Hirnforschung: Warum schlafen wir überhaupt?
Man kann es sich kaum vorstellen: Auch heutzutage ist immer noch nicht klar, warum wir überhaupt schlafen müssen. Der italienische Psychiater Giulio Tononi von der University of Wisconsin legte vor einigen Jahren gemeinsam mit einer Kollegin eine originelle Theorie vor. In diesem Vortrag, gehalten im Rahmen eines Symposiums des Allen Institute for Brain Science, präsentiert er die Synaptic Homeostasis Hypothesis vor Fachleuten.
Tononi geht zunächst von der heutigen Standarderklärung dafür aus, wie Erinnerungen zustande kommen. Demnach beruhen sie darauf, dass sich die Synapsen von Neuronen verstärken, wenn sie als Reaktion auf eine Sinneswahrnehmung gemeinsam feuern. Dann aber folgt seine überraschende Pointe: Verstärkte Synapsen kosten mehr Energie und nehmen mehr Raum ein, der anschließende Schlaf müsse darum für Ausgleich sorgen. Laut Tononi kehren die Synapsen dabei im Durchschnitt wieder in ihren ursprünglichen Zustand zurück. Die Verbindungen werden im Schlaf abgeschwächt und so der Energieverbrauch gesenkt. Vor allem unwichtige, schwache Verknüpfungen werden geschwächt oder sogar ganz gekappt. Erhalten bleiben nur wesentliche Gedächtnisinhalte.
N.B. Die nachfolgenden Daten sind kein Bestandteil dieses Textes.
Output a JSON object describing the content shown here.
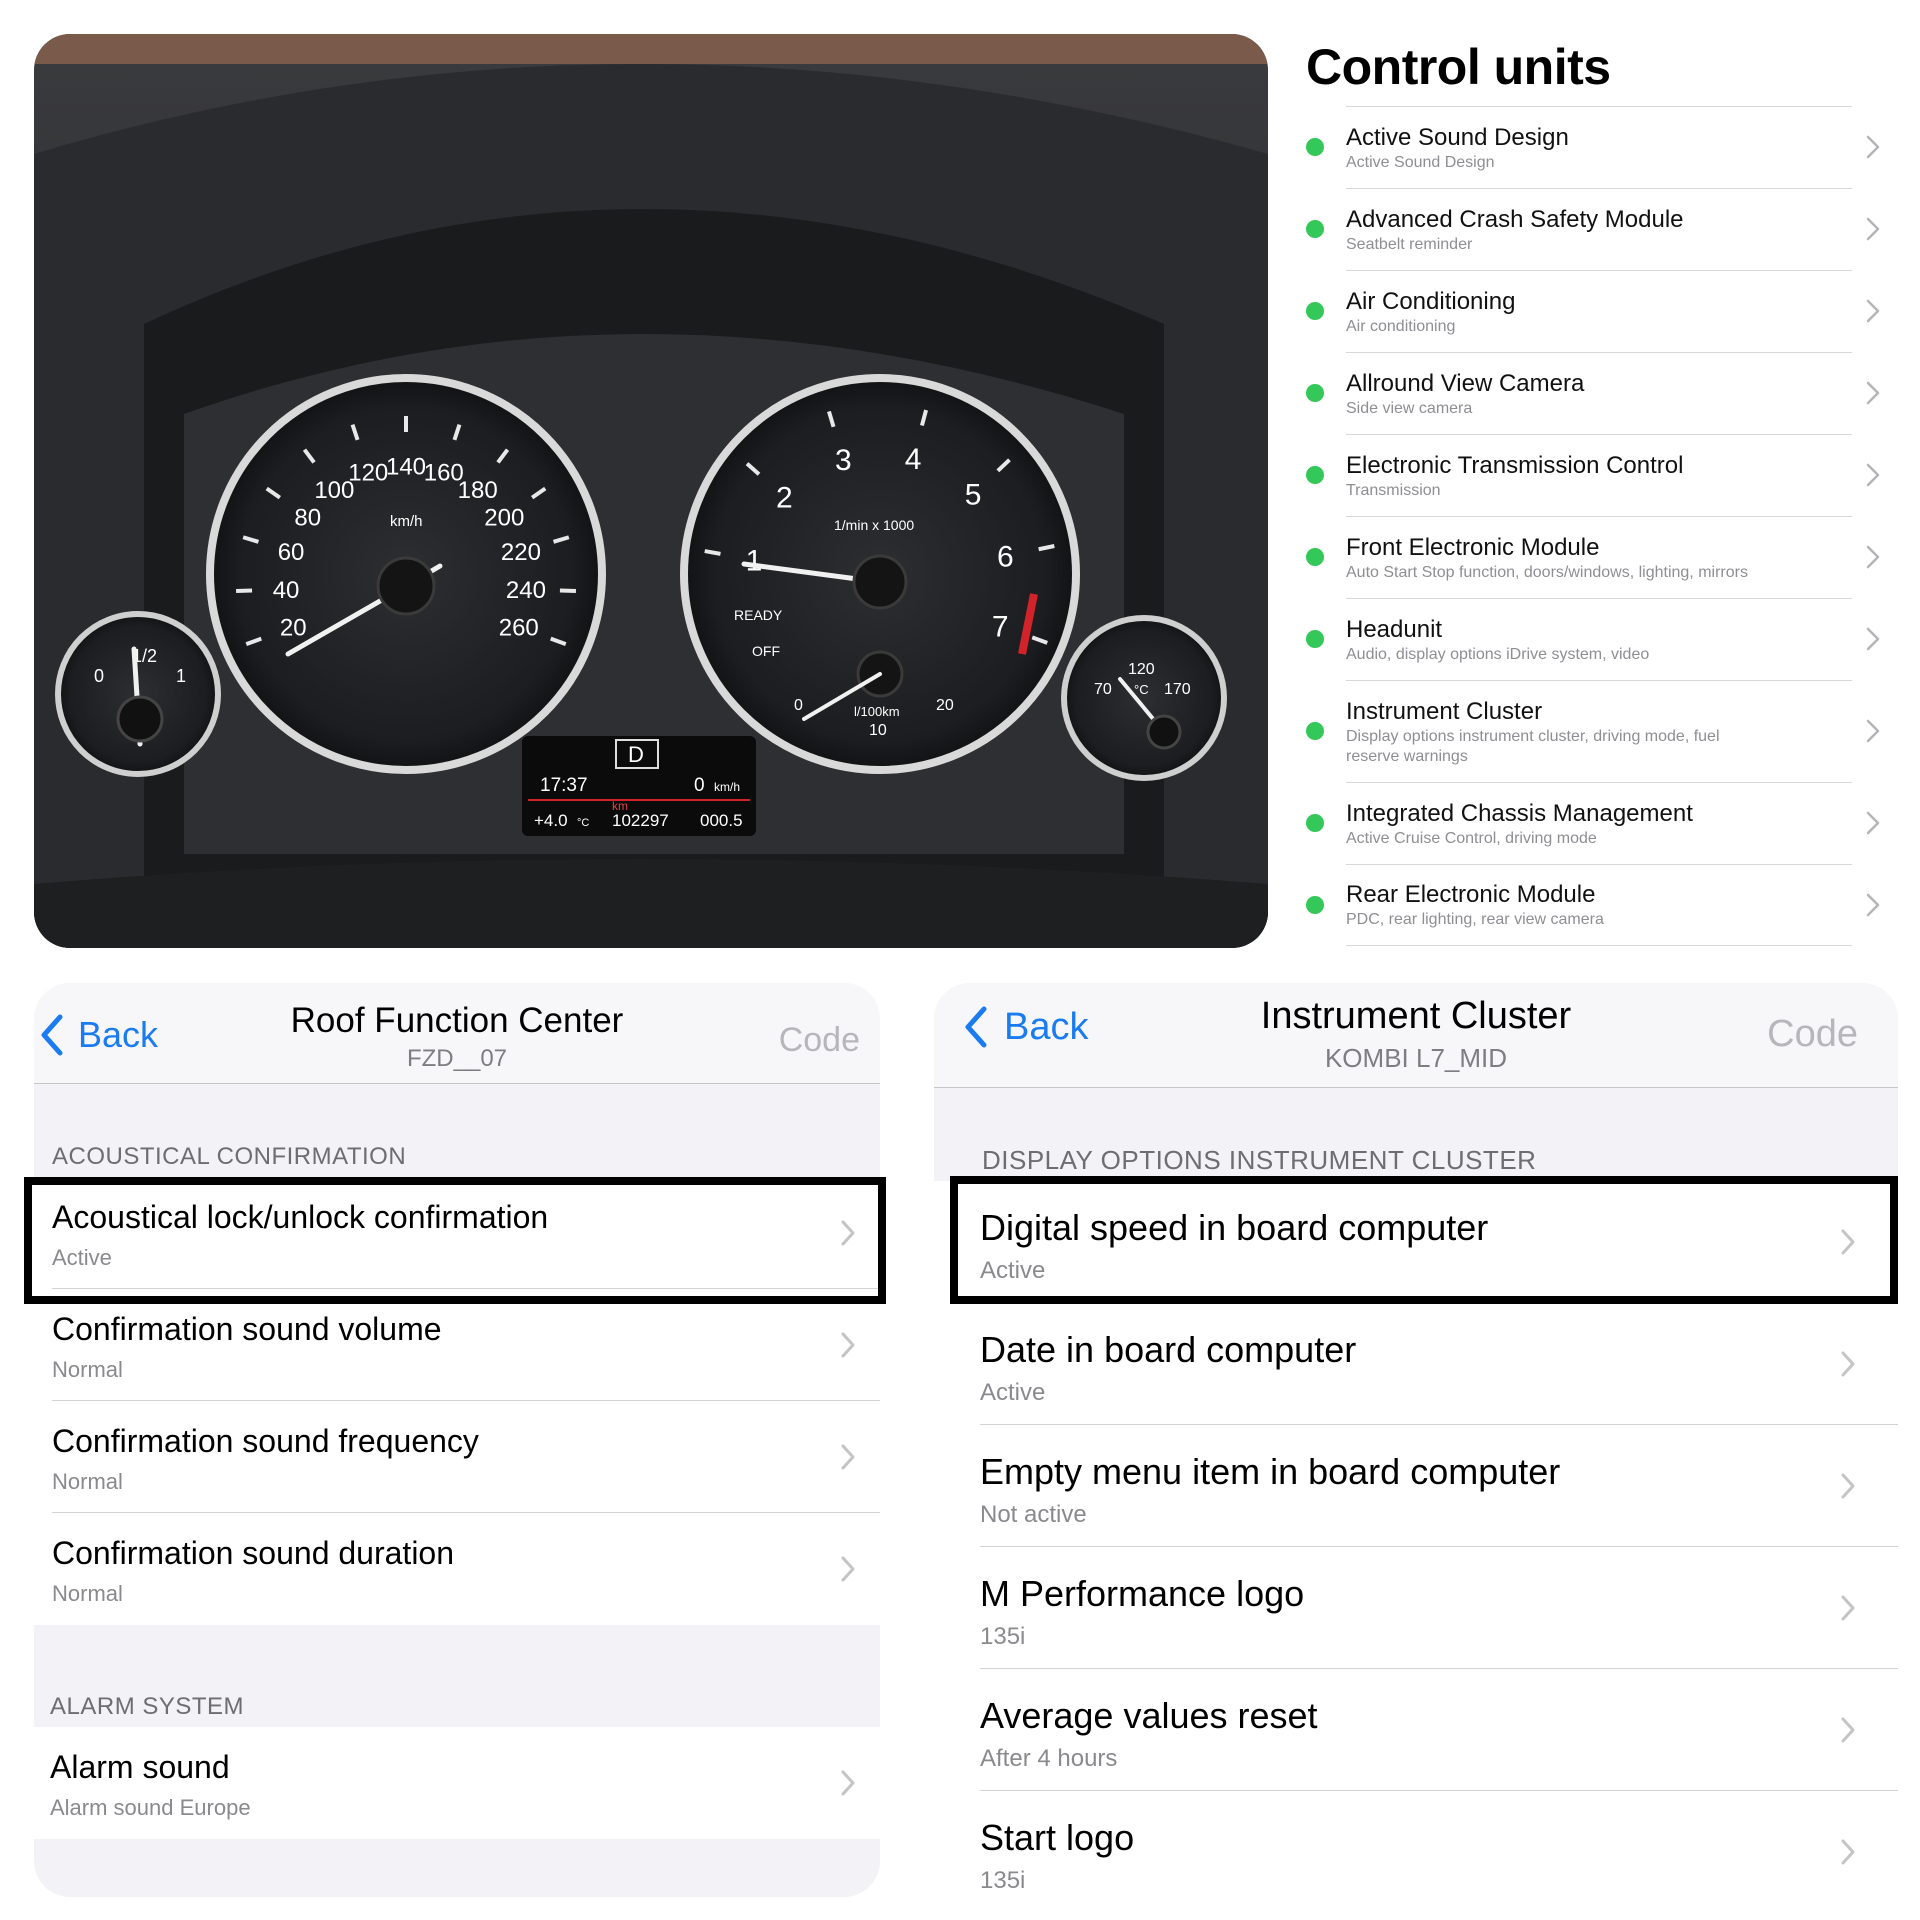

Tononis Artikel Warum wir schlafen in Spektrum der Wissenschaft 12/2014 (€) macht unter anderem deutlich, wo seine Theorie quer zum wissenschaftlichen Mainstream steht. Denn eigentlich geht man bislang davon aus, dass sich Erinnerungen im Schlaf verfestigen, indem sich die entsprechenden Synapsen weiter verstärken.
Der interessierte Zuschauer sei allerdings vorgewarnt: Der Vortrag des Psychiaters (der auch schon über die spannende Frage nachgedacht hat, wie sich eigentlich Bewusstsein quantifizieren lasse) geht inhaltlich in die Vollen. Außerdem legt er beim Anhäufen der Indizien, die seine Theorie belegen, ein ganz ordentliches Tempo vor.